Toda traza de espiritualidad, mística, ardor
guerrero y fanatismo (incluyendo el fanatismo de los "sin Dios" rojos,
tan hispano como el de su opuesto diametral, el integrista católico) fue
diluyéndose, evaporándose y abrasándose por el espíritu capitalista y
consumista al que ésta "Reserva Espiritual de Occidente" fue
entregándose, a la par que el Caudillo iba abriéndose a los créditos
americanos, a las instituciones internacionales, a la tecnocracia y al
crudo pragmatismo. Schubart veía de forma muy idealizada al español, y
todo su libro sobre Rusia y el Alma de Occidente es un idealismo de principio a fin.

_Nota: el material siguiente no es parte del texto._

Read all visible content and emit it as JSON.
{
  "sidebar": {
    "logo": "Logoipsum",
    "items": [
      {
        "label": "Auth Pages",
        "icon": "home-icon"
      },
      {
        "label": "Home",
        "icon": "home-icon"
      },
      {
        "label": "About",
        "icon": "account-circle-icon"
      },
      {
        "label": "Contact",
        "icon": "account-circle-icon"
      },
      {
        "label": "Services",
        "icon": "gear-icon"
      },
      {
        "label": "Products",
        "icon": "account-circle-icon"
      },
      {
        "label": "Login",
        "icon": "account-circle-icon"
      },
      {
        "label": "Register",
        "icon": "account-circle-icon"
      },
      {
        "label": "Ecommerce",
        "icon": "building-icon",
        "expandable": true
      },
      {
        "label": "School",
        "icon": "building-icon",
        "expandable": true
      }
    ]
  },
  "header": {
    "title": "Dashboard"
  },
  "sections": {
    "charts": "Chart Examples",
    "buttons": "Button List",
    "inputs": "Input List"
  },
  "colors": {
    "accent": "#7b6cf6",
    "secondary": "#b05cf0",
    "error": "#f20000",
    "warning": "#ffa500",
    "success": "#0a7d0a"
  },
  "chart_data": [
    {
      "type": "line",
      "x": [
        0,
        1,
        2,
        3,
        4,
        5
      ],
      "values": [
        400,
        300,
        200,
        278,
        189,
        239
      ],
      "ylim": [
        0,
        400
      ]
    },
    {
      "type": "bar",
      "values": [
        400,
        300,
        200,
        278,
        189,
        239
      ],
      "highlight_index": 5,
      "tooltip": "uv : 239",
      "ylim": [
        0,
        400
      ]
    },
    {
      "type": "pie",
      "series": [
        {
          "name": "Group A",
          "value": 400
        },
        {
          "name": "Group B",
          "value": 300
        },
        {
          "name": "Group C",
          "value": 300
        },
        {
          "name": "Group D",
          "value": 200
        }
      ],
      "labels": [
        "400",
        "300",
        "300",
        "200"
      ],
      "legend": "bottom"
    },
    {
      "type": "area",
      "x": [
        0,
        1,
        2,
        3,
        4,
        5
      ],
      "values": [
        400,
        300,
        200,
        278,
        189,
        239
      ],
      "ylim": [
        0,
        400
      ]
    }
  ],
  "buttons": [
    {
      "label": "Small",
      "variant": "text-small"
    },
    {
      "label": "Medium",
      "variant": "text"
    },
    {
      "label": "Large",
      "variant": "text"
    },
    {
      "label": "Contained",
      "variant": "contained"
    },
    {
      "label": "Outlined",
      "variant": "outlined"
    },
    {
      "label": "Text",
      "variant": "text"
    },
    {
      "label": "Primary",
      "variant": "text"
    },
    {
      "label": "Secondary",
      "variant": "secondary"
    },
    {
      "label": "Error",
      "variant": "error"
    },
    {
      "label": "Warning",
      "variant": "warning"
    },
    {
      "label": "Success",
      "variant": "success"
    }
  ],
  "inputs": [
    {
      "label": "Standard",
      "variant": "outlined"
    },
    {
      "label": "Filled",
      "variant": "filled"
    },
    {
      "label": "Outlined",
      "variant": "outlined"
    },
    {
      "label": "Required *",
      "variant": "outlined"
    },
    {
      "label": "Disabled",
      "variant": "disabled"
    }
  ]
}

Pero un idealismo que ayuda al lector a comprender
la importancia de un "arquetipo" en los devenires geopolíticos. Con
esto queremos decir que en España la revolución y la contrarrevolución
habidas entre 1934 (Revolución de Asturias) y 1939 (fin de la llamada
"Guerra Civil") fue la verdadera clave de bóveda de la aniquilación
liberal del ideal imperial. Era el eco simétrico de la liquidación del
imperio de los zares ocurrida definitivamente en 1917. Lo que ya había
sucedido al Oriente, por obra de los bolcheviques, debía consumarse al
Occidente, en España. Sin embargo, Schubart supo reconocer que había una
Gran Rusia, eterna y esencial, intangible e inmune a las reformas
comunistas.
El alma de un pueblo no se modifica superestructuralmente,
viene a decirnos el filósofo balto-alemán. Por eso el ruso, bajo el
imperio de la hoz y el martillo sigue adorando a la cruz. Por eso su
igualitarismo esencial se manifiesta incluso en un régimen donde Dios
aparece oficialmente proscrito, y la gente reza en silencio y en
secreto, incluso al margen de un clero no siempre ejemplar, y mantiene
viva su Iglesia. Schubart cree ver una religiosidad ardiente, olvidada
hace tiempo por los occidentales, incluso en el ateísmo fanático de los
bolcheviques, de los incendiarios de iglesias, en los iconoclastas rusos
"sin Dios", paralelo y gemelo al hispano de los años 30.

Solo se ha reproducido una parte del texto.